RUSH: Scarborough show this morning on PMSNBC and Scarborough said, ‘Americans are tired of Afghanistan and Iraq and all these wars, especially the president’s base. They want our troops home.’
AXELROD: It’s the first obligation of the president to keep the American people safe. He’s going to make the decisions that he thinks offer us the best opportunity in this regard. I guarantee you that he’s not sitting there — as much as I know you guys love your polls — he’s not sitting there reading the NBC poll this morning and thinking, man, I need to address my strategy.
OBAMA: He’s a jackass.
RUSH: David Axelrod there saying that Obama doesn’t listen to polls, doesn’t read polls, doesn’t care what NBC says, and the first obligation of the president is to keep the American people safe. No, the first obligation of this president is to make sure our enemies are not offended. Now, yesterday — and I got a lot of grief on this, caught a lot of grief in the e-mail. Yesterday, I kind of lost it toward the end of the program, all the sound bites and Afghanistan was a big subject yesterday and, you know, the general says we need 40,000 more troops or we’re gonna lose and Obama says, well, let me think about it, and the Washington Post says, well, maybe he’s forgotten his policy that he instituted in March. Maybe he’s forgotten it? Then they were all worried about the leak, how did this even get leaked, who did it? Did Obama leak it to back himself into a corner? It was absurd. And then Hillary weighed in, general doesn’t know what he’s talking about, a nice guy, doesn’t know what he’s talking about.

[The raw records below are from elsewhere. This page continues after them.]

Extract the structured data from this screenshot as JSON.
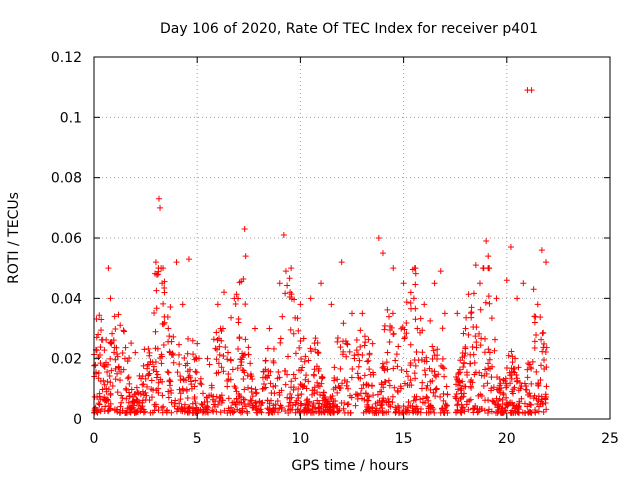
{
  "chart_data": {
    "type": "scatter",
    "title": "Day 106 of 2020, Rate Of TEC Index for receiver p401",
    "xlabel": "GPS time / hours",
    "ylabel": "ROTI / TECUs",
    "xlim": [
      0,
      25
    ],
    "ylim": [
      0,
      0.12
    ],
    "xticks": [
      0,
      5,
      10,
      15,
      20,
      25
    ],
    "xtick_labels": [
      "0",
      "5",
      "10",
      "15",
      "20",
      "25"
    ],
    "yticks": [
      0,
      0.02,
      0.04,
      0.06,
      0.08,
      0.1,
      0.12
    ],
    "ytick_labels": [
      "0",
      "0.02",
      "0.04",
      "0.06",
      "0.08",
      "0.1",
      "0.12"
    ],
    "grid": true,
    "marker": "+",
    "color": "#ff0000",
    "series": [
      {
        "name": "ROTI",
        "description": "Dense band of ROTI values mostly between 0.003 and 0.03 TECU/min from 0 to ~22 h, with a data gap around 17.2–17.5 h",
        "x": [
          0.1,
          0.2,
          0.35,
          0.5,
          0.7,
          0.8,
          1.0,
          1.5,
          2.0,
          2.6,
          3.0,
          3.1,
          3.15,
          3.2,
          3.3,
          3.6,
          4.0,
          4.3,
          4.6,
          5.0,
          5.5,
          6.0,
          6.3,
          6.8,
          7.0,
          7.3,
          7.35,
          7.8,
          8.5,
          9.0,
          9.2,
          9.3,
          9.5,
          10.0,
          10.5,
          11.0,
          11.5,
          12.0,
          12.5,
          13.0,
          13.5,
          13.8,
          14.0,
          14.5,
          15.0,
          15.5,
          16.0,
          16.5,
          16.8,
          17.0,
          17.6,
          18.0,
          18.5,
          18.7,
          19.0,
          19.1,
          19.5,
          20.0,
          20.2,
          20.5,
          20.8,
          21.0,
          21.2,
          21.3,
          21.5,
          21.7,
          21.9
        ],
        "y": [
          0.015,
          0.028,
          0.033,
          0.018,
          0.05,
          0.04,
          0.034,
          0.02,
          0.022,
          0.018,
          0.052,
          0.048,
          0.073,
          0.07,
          0.045,
          0.03,
          0.052,
          0.038,
          0.053,
          0.025,
          0.02,
          0.038,
          0.042,
          0.04,
          0.032,
          0.063,
          0.054,
          0.03,
          0.03,
          0.045,
          0.061,
          0.049,
          0.042,
          0.038,
          0.04,
          0.045,
          0.038,
          0.052,
          0.035,
          0.035,
          0.025,
          0.06,
          0.055,
          0.05,
          0.045,
          0.04,
          0.038,
          0.045,
          0.049,
          0.035,
          0.035,
          0.03,
          0.051,
          0.045,
          0.059,
          0.054,
          0.04,
          0.046,
          0.057,
          0.04,
          0.045,
          0.109,
          0.109,
          0.043,
          0.038,
          0.056,
          0.052
        ]
      }
    ]
  }
}
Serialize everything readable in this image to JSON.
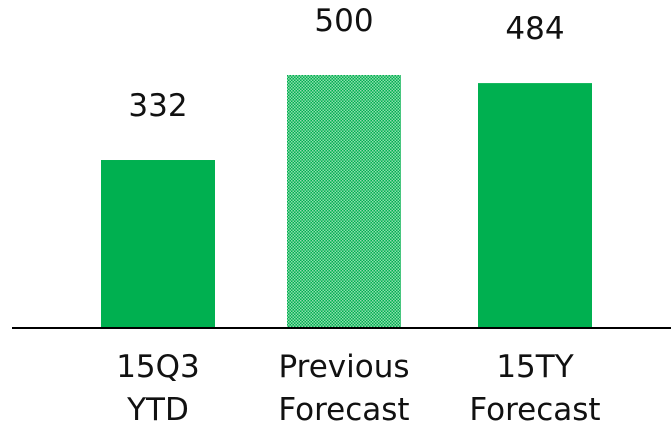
{
  "chart_data": {
    "type": "bar",
    "title": "",
    "xlabel": "",
    "ylabel": "",
    "categories": [
      [
        "15Q3",
        "YTD"
      ],
      [
        "Previous",
        "Forecast"
      ],
      [
        "15TY",
        "Forecast"
      ]
    ],
    "values": [
      332,
      500,
      484
    ],
    "data_labels": [
      "332",
      "500",
      "484"
    ],
    "ylim": [
      0,
      500
    ],
    "grid": false,
    "legend": "none",
    "bar_color": "#00b050",
    "patterned_bar_index": 1,
    "axis_color": "#000000"
  }
}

My mother was a natural comedian. So I get all this grief from people, so we went back to the archives and here’s the audio sound bite. June 15th, 1994, from my television show, this clip of Hillary Clinton telling the story, going into her local recruitment office in 1975, she was telling the story to the League of Women Voters, and the laughter that you will hear is from my studio audience.
HILLARY: I think it was just my bad luck that the person who happened to be there on duty could not have been older than 21, was in perfect physical shape, so I sat down and I said, ‘You know, I wanted to explore,’ I didn’t know whether I thought active duty would be a good idea, reserve, you know, maybe National Guard, something along those lines, I was already a lawyer, I thought there were some roles I could perform. I was going on and on, you know, trying to justify my existence and this young man looked at me and he said, ‘How old are you?’ I said, ‘Well, 27.’ He looked at me, and in those days that was before I learned how to wear contact lenses, I had these really thick glasses on.
RUSH: Yeah, so it was ageism, the Marines didn’t let her in because she was too old and she had bad eyes, bad vision, Coke-bottle glasses, you don’t qualify. This, as I recall, was Mrs. Clinton attempting to establish her credentials as a military person. It’s kind of like she said that she was named after Sir Edmund Hillary who climbed Mt. Everest. The only problem with that, that nobody had ever heard of him when she was born. He hadn’t yet climbed the mountain. She just totally made it up. So I’m telling you, the real reason that she didn’t get in the Marines was not the Coke-bottle glasses. They just didn’t have uniforms that fit. It’s that simple.
BREAK TRANSCRIPT
RUSH: Let’s not forget, by the way, Mrs. Clinton, the Marine business, she doesn’t look that good in those Mao style pantsuits that she wears now, either. I mean it is what it is. You are who you are, Bill Parcells. You can say you have a lot of moral victories and your record is 4-12 but you’re still 4-12 at the end of the season. You don’t look good in Mao style pantsuits, you don’t look good in Mao style pantsuits. I remember Maureen Dowd wrote a piece saying Hillary was lying about that. I don’t know. The disingenuousness of these people is just on parade daily.